Zoom in on an artist discussion
The California African American Art Museum is offering a few online talks, including monthly evening Zooms with artists and experts like authors of Black Future, Jenna Wortham and Kimberly Drew, on December 10 (RSVP for Zoom instructions). The Skirball is bringing intimate conversations with artists to your home with LA Reflections: Shifting Culture. Creative voices from around the city share how they are shifting their practices and connecting with audiences through the pandemic.
The show must go on...line
Stream Gaze presented by The Fountain Theatre and Tell Me A Story Productions through December 11, Larry Powell’s adaptation of his original dramatic satire The Gaze…No Homo, an exploration of how Black queer artists navigate historically white spaces, into a free 12-part series. Watch The Greek Trilogy of Luis Alfaro, a series of Chicano-themed versions of classic tragedies. Available online for free through January 20 and presented by The Getty and the Center Theatre Group.
Watch a pre-recorded talk
Museums are a great place for discussions. When you can’t gather in person, online is the next best thing. Experience pre-recorded lectures from the city’s top cultural organizations like the Hammer, whose archives include conversations with icons like Jane Fonda and Roxane Gay. Building on their long-running film series, and on their diverse collections related to the West, the Autry presents What Is a Western? an interview series that asks experts to share their knowledge about the many sides to Western storytelling, imagery, and other media.
Enjoy a concert sans the crowds
Catch a performance by LA’s favorite genre-breaking band, Chicano Batman as they perform in a new installment of the Los Angeles Philharmonic’s “Sound/Stage” series of socially distanced concerts filmed at the Hollywood Bowl in August.
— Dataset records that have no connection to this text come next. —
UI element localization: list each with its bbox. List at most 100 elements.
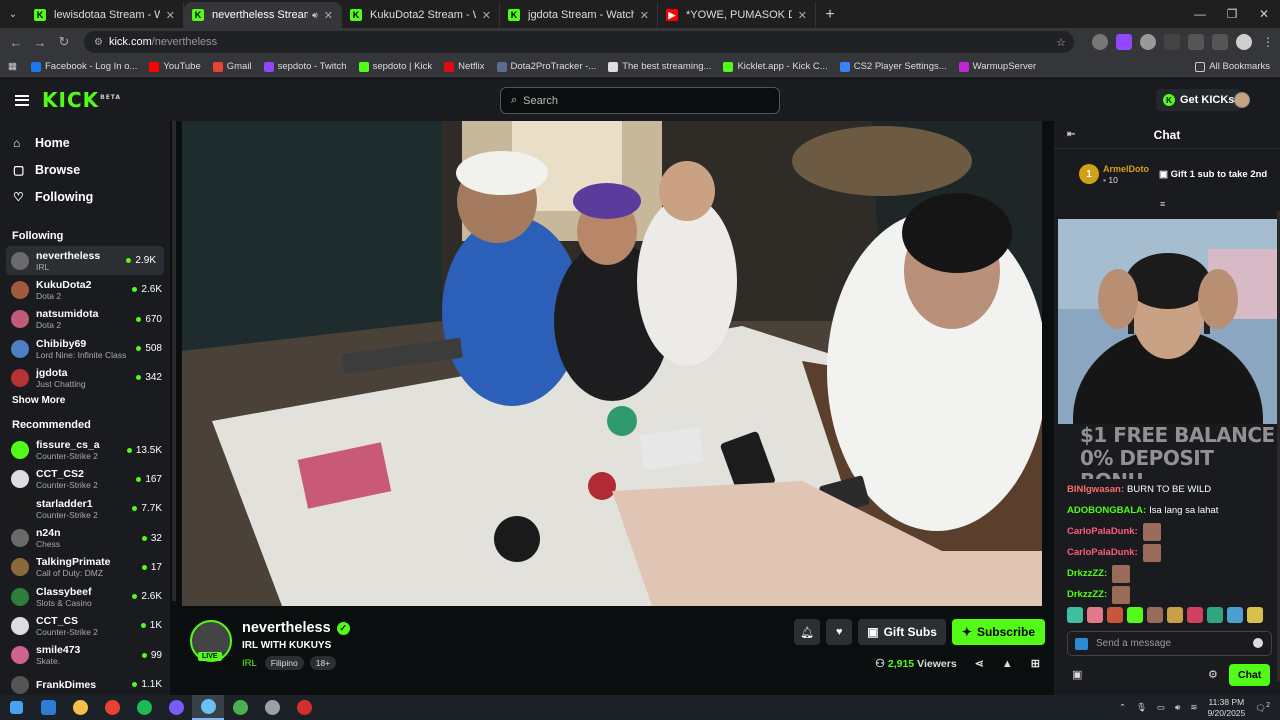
sidebar-scrollbar[interactable]: [172, 121, 176, 601]
channel-item[interactable]: KukuDota2 Dota 2 2.6K: [0, 275, 170, 304]
browser-tab[interactable]: Kjgdota Stream - Watch Live on K ✕: [500, 2, 658, 28]
emote-icon[interactable]: [1167, 607, 1183, 623]
bookmark-item[interactable]: sepdoto | Kick: [358, 61, 432, 72]
tray-chevron-icon[interactable]: ⌃: [1119, 702, 1126, 713]
chat-message-input[interactable]: Send a message: [1067, 631, 1272, 656]
channel-item[interactable]: fissure_cs_a Counter-Strike 2 13.5K: [0, 435, 170, 464]
stream-category[interactable]: IRL: [242, 658, 257, 669]
share-icon[interactable]: ⋖: [975, 657, 984, 670]
emote-icon[interactable]: [1247, 607, 1263, 623]
media-icon[interactable]: [1212, 34, 1228, 50]
browser-tab[interactable]: Knevertheless Stream - Watc 🔊︎ ✕: [184, 2, 342, 28]
gift-leaderboard[interactable]: 1 ArmelDoto ▪ 10 ▣ Gift 1 sub to take 2n…: [1054, 149, 1280, 199]
taskbar-app-icon[interactable]: [64, 695, 96, 720]
tab-audio-icon[interactable]: 🔊︎: [312, 10, 318, 21]
microphone-icon[interactable]: 🎙︎: [1136, 702, 1147, 713]
nav-home[interactable]: ⌂ Home: [0, 129, 170, 156]
notification-icon[interactable]: 🗨︎2: [1255, 701, 1270, 714]
channel-item[interactable]: Classybeef Slots & Casino 2.6K: [0, 582, 170, 611]
taskbar-app-icon[interactable]: [128, 695, 160, 720]
channel-item[interactable]: jgdota Just Chatting 342: [0, 363, 170, 392]
channel-item[interactable]: FrankDimes 1.1K: [0, 670, 170, 695]
tab-close-icon[interactable]: ✕: [640, 9, 649, 22]
emote-icon[interactable]: [1227, 607, 1243, 623]
extension-icon[interactable]: [1092, 34, 1108, 50]
nav-browse[interactable]: ▢ Browse: [0, 156, 170, 183]
search-input[interactable]: ⌕ Search: [500, 87, 780, 114]
user-avatar[interactable]: [1234, 92, 1250, 108]
clock[interactable]: 11:38 PM 9/20/2025: [1207, 697, 1245, 719]
more-menu-icon[interactable]: ⋮: [1260, 34, 1276, 50]
show-more-link[interactable]: Show More: [0, 395, 170, 411]
emote-icon[interactable]: [1067, 607, 1083, 623]
emote-icon[interactable]: [1207, 607, 1223, 623]
channel-item[interactable]: nevertheless IRL 2.9K: [6, 246, 164, 276]
taskbar-app-icon[interactable]: [192, 695, 224, 720]
channel-item[interactable]: smile473 Skate. 99: [0, 641, 170, 670]
chat-identity-icon[interactable]: [1075, 638, 1088, 650]
taskbar-app-icon[interactable]: [256, 695, 288, 720]
bookmark-item[interactable]: sepdoto - Twitch: [263, 61, 347, 72]
kick-logo[interactable]: KICKBETA: [42, 88, 121, 112]
taskbar-app-icon[interactable]: [96, 695, 128, 720]
bookmark-item[interactable]: WarmupServer: [958, 61, 1036, 72]
follow-heart-button[interactable]: ♥: [826, 619, 853, 645]
channel-item[interactable]: starladder1 Counter-Strike 2 7.7K: [0, 494, 170, 523]
site-info-icon[interactable]: ⚙: [94, 37, 103, 48]
gift-box-icon[interactable]: ▣: [1072, 668, 1082, 681]
chat-username[interactable]: BINIgwasan:: [1067, 484, 1124, 495]
bookmark-item[interactable]: CS2 Player Settings...: [839, 61, 947, 72]
tag-age[interactable]: 18+: [309, 656, 337, 670]
nav-following[interactable]: ♡ Following: [0, 183, 170, 210]
bookmark-item[interactable]: YouTube: [149, 61, 201, 72]
taskbar-app-icon[interactable]: [288, 695, 320, 720]
puzzle-icon[interactable]: [1188, 34, 1204, 50]
tag-language[interactable]: Filipino: [264, 656, 304, 670]
emote-icon[interactable]: [1187, 607, 1203, 623]
chat-filter-icon[interactable]: ≡: [1160, 199, 1165, 209]
tab-close-icon[interactable]: ✕: [324, 9, 333, 22]
taskbar-app-icon[interactable]: [160, 695, 192, 720]
minimize-icon[interactable]: —: [1184, 0, 1216, 28]
volume-icon[interactable]: 🔊︎: [1175, 702, 1180, 713]
tab-close-icon[interactable]: ✕: [166, 9, 175, 22]
channel-item[interactable]: CCT_CS2 Counter-Strike 2 167: [0, 465, 170, 494]
bookmark-item[interactable]: Kicklet.app - Kick C...: [723, 61, 828, 72]
report-icon[interactable]: ▲: [1002, 658, 1013, 670]
new-tab-button[interactable]: +: [816, 2, 844, 28]
menu-icon[interactable]: [15, 94, 29, 106]
channel-item[interactable]: natsumidota Dota 2 670: [0, 305, 170, 334]
emote-icon[interactable]: [1087, 607, 1103, 623]
chat-username[interactable]: ADOBONGBALA:: [1067, 505, 1146, 516]
collapse-chat-icon[interactable]: ⇤: [1067, 129, 1075, 140]
emoji-icon[interactable]: [1253, 638, 1263, 648]
back-icon[interactable]: ←: [4, 35, 28, 50]
tab-close-icon[interactable]: ✕: [798, 9, 807, 22]
wifi-icon[interactable]: ≋: [1190, 702, 1197, 713]
channel-item[interactable]: Chibiby69 Lord Nine: Infinite Class 508: [0, 334, 170, 363]
bookmark-item[interactable]: Facebook - Log In o...: [30, 61, 137, 72]
forward-icon[interactable]: →: [28, 35, 52, 50]
emote-icon[interactable]: [1147, 607, 1163, 623]
bookmark-item[interactable]: Dota2ProTracker -...: [496, 61, 596, 72]
browser-tab[interactable]: ▶ *YOWE, PUMASOK DISCORD AT ✕: [658, 2, 816, 28]
browser-tab[interactable]: K KukuDota2 Stream - Watch Live ✕: [342, 2, 500, 28]
bookmark-star-icon[interactable]: ☆: [1056, 36, 1066, 49]
close-window-icon[interactable]: ✕: [1248, 0, 1280, 28]
twitch-extension-icon[interactable]: [1116, 34, 1132, 50]
emote-icon[interactable]: [1107, 607, 1123, 623]
tab-search-icon[interactable]: ⌄: [0, 0, 26, 28]
reload-icon[interactable]: ↻: [52, 34, 76, 50]
network-icon[interactable]: ▭: [1157, 702, 1165, 713]
get-kicks-button[interactable]: K Get KICKs: [1156, 89, 1242, 111]
bookmark-item[interactable]: Gmail: [212, 61, 252, 72]
chat-settings-icon[interactable]: ⚙: [1208, 668, 1218, 681]
chat-send-button[interactable]: Chat: [1229, 664, 1271, 686]
chat-username[interactable]: CarloPalaDunk:: [1067, 547, 1138, 558]
url-field[interactable]: ⚙ kick.com/nevertheless ☆: [84, 31, 1074, 53]
chat-username[interactable]: DrkzzZZ:: [1067, 589, 1107, 600]
channel-item[interactable]: n24n Chess 32: [0, 523, 170, 552]
subscribe-button[interactable]: ✦ Subscribe: [951, 619, 1045, 645]
video-player[interactable]: [182, 121, 1042, 606]
chat-username[interactable]: DrkzzZZ:: [1067, 568, 1107, 579]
Stream the album release concert of L.A.-based pianist Thomas Kotcheff’s “Songs of Insurrection” which includes selections from his new recording of composer Frederic Rzewski’s protest-inspired songs from seven countries around the world.
Create art projects courtesy of LA museums that could rival their collections
LACMA has created a Make Art @ Home video series where some of its teaching artists walk viewers through how to make collages with stuff you’re about to recycle (we’re looking at you, to-go boxes), mini-stained glass windows with Ziploc bags and nail polish, and a paper city made with, well, you know. Norton Simon Museum is sharing art projects and coloring sheets inspired by the Museum's collection.
Get dirty with clay
Still Life Ceramics and POT are both offering in-person classes and taking all necessary precautions. If you would prefer to take your clay to go, Still Life is offering clay kits for $45. Receive all the necessary tools, follow along with their videos, choose glazes, and drop off your pieces to be fired at their DTLA or Santa Monica studios.
Go inside a Frank Lloyd Wright
Perched on a 36-acre hilltop in East Hollywood, the Hollyhock house is Wright’s first and most widely known West Coast design. Created for an oil heiress nearly a century ago, the property defies categorization and has been described as Mayan, Aztec, Asian, Egyptian, and as a “California Romanza” by the architect himself. However you want to define it, it’s gorgeous and you can take a virtual tour of the home and dream that you’re sheltering in place there.